My favorite songs are the old hymns in the old hymnal that we never use anymore. Now we have the great big ten pound “Songs of Faith and Praise” hymnal (your may be gray or blue; ours are maroon). A lot of the are more focused on praise and adoration which is a good thing. But my favorite songs will probably always be those “old time religion” songs like “Sing to me of Heaven,” “Old Rugged Cross,” and “The New Song.”
When we read in Scripture about people singing, I wonder if these were songs that were common to the time. We know they had hymns. In fact, Jesus and his disciples sang a hymn before they left for the garden (see Matt 26.30) But then you read the words and the actions behind them and you can come to the conclusion that they probably were not “Song of the Synagogue.” In fact, when you read Zechariah’s song (called Benedictus because of its opening word in Latin), there are some characteristics that make it unique.
A Horn of Salvation
Immediately we identify the inspriation behind this song: the Holy Spirit. These are therefore words of prophecy which praise God for his revelation, namely the coming Messiah and the one who is to prepare his way. In fact, in English the song begins with “Praise…the God of Israel.” Zechariah understands that this event has been divinely established and acknowledges God’s intervention in Elizabeth and his life.
Notice why God is to be praised – he has come near his people. This is a theme abundant in Scripture, that is God visiting his people. Paul explains that that was his situation even in chains: when all others had fled, God came near (2 Tim 4.17). God is a God who makes house calls. When his people are in need of comfort, encoruagement, even salvation (Luke 1.69), God shows up and supplies his people with what they need. But in addition to this, Zechariah says we have a God who “redeems his people.” There was a price on our head that we could not pay and God stepped into history to pay that price. In order to buy us back from a world of sin, God sent Jesus. And so the idea is that we were redeemed at a high price. Absolutely God is to be praised for these reasons.

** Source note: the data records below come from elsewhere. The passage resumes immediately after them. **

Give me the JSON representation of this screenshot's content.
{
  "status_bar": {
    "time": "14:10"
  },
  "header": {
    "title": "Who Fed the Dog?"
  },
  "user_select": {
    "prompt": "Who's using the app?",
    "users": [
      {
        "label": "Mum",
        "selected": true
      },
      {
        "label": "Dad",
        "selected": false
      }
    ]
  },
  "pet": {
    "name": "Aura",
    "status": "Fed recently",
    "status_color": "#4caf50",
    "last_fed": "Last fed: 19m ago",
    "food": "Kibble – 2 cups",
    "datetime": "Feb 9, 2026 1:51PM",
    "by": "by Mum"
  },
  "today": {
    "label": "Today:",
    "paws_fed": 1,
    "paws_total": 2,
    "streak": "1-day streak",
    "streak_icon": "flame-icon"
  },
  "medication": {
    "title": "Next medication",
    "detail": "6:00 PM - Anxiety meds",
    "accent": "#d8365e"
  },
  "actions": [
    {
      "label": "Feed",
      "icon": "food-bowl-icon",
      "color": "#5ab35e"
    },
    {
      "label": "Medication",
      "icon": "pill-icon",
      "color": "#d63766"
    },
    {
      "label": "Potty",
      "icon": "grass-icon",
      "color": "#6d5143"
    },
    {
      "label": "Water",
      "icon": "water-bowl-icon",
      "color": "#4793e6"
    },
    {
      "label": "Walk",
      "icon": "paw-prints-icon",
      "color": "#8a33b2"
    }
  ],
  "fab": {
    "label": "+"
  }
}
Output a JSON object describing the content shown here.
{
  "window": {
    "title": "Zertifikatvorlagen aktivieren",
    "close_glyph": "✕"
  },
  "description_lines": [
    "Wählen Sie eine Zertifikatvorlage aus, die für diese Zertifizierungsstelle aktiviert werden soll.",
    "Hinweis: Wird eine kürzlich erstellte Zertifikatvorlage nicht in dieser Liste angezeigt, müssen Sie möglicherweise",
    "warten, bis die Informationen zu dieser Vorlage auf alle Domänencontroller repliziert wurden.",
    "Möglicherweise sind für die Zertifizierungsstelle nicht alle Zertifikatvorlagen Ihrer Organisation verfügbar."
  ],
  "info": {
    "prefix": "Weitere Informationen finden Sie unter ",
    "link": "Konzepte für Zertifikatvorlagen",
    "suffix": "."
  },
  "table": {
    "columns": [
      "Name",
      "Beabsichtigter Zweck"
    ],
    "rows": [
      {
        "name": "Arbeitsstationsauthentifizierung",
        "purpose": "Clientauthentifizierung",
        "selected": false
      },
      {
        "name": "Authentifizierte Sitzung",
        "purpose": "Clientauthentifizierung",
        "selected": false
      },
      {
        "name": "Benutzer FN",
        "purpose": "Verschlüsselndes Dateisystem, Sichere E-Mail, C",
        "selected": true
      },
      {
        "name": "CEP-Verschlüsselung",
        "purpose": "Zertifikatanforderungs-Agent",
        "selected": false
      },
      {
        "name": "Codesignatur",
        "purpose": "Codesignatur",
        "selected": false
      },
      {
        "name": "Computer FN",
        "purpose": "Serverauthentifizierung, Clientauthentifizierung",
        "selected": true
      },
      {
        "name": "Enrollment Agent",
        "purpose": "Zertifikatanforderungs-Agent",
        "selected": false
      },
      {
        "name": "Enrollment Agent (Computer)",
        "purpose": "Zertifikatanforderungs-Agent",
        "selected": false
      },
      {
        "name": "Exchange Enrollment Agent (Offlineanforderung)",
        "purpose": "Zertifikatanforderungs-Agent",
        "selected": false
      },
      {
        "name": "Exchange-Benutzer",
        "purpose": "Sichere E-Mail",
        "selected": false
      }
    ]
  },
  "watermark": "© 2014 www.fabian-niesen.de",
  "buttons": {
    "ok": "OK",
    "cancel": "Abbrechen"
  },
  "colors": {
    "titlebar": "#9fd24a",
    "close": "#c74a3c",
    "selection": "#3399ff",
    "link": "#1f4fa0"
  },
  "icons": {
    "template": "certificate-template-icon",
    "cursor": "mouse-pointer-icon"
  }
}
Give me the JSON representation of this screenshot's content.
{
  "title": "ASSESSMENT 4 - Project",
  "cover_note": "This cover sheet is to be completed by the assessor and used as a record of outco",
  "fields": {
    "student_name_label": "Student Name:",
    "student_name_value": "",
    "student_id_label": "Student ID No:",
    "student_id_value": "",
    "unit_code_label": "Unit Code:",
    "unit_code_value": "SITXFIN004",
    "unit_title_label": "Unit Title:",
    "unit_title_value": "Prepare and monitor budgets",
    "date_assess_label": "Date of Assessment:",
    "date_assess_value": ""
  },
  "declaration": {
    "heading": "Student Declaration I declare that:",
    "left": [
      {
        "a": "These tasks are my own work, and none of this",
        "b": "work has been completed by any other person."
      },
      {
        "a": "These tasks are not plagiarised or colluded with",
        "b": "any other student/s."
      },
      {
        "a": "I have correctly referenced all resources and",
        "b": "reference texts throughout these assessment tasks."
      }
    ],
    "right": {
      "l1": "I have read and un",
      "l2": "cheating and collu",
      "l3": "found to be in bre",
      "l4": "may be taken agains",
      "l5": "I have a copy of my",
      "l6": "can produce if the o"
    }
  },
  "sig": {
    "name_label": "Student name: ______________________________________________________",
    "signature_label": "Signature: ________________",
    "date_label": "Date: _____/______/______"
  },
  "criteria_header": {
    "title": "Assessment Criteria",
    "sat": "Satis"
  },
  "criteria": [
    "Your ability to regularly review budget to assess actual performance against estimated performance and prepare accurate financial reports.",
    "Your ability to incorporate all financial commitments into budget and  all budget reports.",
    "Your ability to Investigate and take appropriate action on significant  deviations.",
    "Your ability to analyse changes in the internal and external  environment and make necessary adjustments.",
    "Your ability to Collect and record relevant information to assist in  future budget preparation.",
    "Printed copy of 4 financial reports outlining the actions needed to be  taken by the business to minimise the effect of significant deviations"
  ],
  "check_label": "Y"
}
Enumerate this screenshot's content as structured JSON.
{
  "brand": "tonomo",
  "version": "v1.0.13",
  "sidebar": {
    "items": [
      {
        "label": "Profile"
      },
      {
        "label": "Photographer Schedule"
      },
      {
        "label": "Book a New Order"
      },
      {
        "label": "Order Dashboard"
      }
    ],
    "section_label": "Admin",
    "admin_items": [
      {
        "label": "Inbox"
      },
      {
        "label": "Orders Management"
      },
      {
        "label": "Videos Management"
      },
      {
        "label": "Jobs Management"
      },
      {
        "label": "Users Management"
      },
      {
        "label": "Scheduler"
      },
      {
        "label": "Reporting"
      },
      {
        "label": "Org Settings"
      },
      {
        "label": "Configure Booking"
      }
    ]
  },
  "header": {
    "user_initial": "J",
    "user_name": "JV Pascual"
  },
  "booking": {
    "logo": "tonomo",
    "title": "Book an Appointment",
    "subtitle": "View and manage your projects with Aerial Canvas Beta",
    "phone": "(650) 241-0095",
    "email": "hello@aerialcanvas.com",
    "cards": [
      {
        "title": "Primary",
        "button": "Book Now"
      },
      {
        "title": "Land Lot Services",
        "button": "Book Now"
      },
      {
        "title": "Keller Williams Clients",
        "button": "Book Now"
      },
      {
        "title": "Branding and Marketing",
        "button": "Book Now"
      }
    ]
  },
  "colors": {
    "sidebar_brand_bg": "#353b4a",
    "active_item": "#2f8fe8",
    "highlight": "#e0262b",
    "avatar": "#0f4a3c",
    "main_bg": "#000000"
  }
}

Moreover, God has “raised up a horn of salvation” and this came through “the house of David.” This is a reference to Jesus. As one commentator has written: “The horn was a symbol of strength (as with the horn of a bull), so that a horn of salvation means ‘a mighty salvation’ or ‘a strong salvation.'” When God acts he does it mightily. And so when he brought us salvation, he rolled up his sleeve and went to work – some of the hardest work that can be done: human salvation.
Zechariah also acknowledges that God promised all this in the past through the prophets. This was a promise of salvation from enemies and from those who hate us (in the context, the Jews. Jesus picks this up in 6.22 and applies it to kingdom people). Zechariah then presents a four-fold purpose for the raising of the horn of salvation.
The Fulfillment of Promises
Zechariah was a priest in the temple. That meant he knew the promises of God of a coming Messiah, he knew who the promises had been made to (Abraham, Isaac and Jacob), and he had prayed for the coming of the Messiah (see Luke 1.13). And so, filled with the Holy Spirit, he details how the coming of the deliverer was fulfillment of promises and oaths in the past.
First, the coming of the Messiah is to “show mercy to our fathers.” Hence, Jesus’ coming was not merely for those living but was for all men of all time (the Hebrew writer says this was HAPAX, or “once for all.”). And so this touches those “fathers” both Patriarchal and Mosaic who had waited for this. Again, this is a portrait of the mercy God has for his people.
Second, God made specific promises to his people which Zechariah calls his “holy covenant” and “oath.” This demonstrates the faithfulness of God. He spoke a promise, cut a covenant, and it came about. God’s word never fails.
Third, Zechariah acknowledges that man is need of rescuing. Man has been enslaved by Satan from the beginning and was therefore a captive in the kingdom of Satan. But God came and brought redemption with him. We were then rescued from the kingdom of darkness and brought into the kingdom of Jesus (Col 1.13). The greatest enemy to defeat was death and Jesus gained the victory over that through his resurrection.
Finally, God seeks for his people to serve him without fear. And therefore, to give us this freedom and fearlessness, he sent Jesus, the horn of salvation.
A Prophet for the King
Zechariah now details the mission of his son, John. John is the spokesman for God pointing toward the coming king. He is preparing the king’s people for his arrival. John also has the mission of pointing the people toward forgiveness of sins. This will be realized in the death, burial, and resurrection of Jesus. Without these components, there can be no salvation, no forgiveness of sins (cf. Heb 9.22). And so John’s mission is clear: preparing the people, teaching the people of the coming salvation. Jesus is the light of the world (John 8.12) and he shines into the darkness (John 3.19). He illuminates the path we are to walk in and that is the pathway of peace. Paul picks up this idea in Ephesians as well (Eph 5.19).
Luke sums up the years of John until his adulthood. One commentator believes that John’s elderly parents died and he was raised in the wilderness by Essenes (who did raise other people’s children). This is uncertain. What we do know is that he did grow and would become a preacher of repentance in the desert.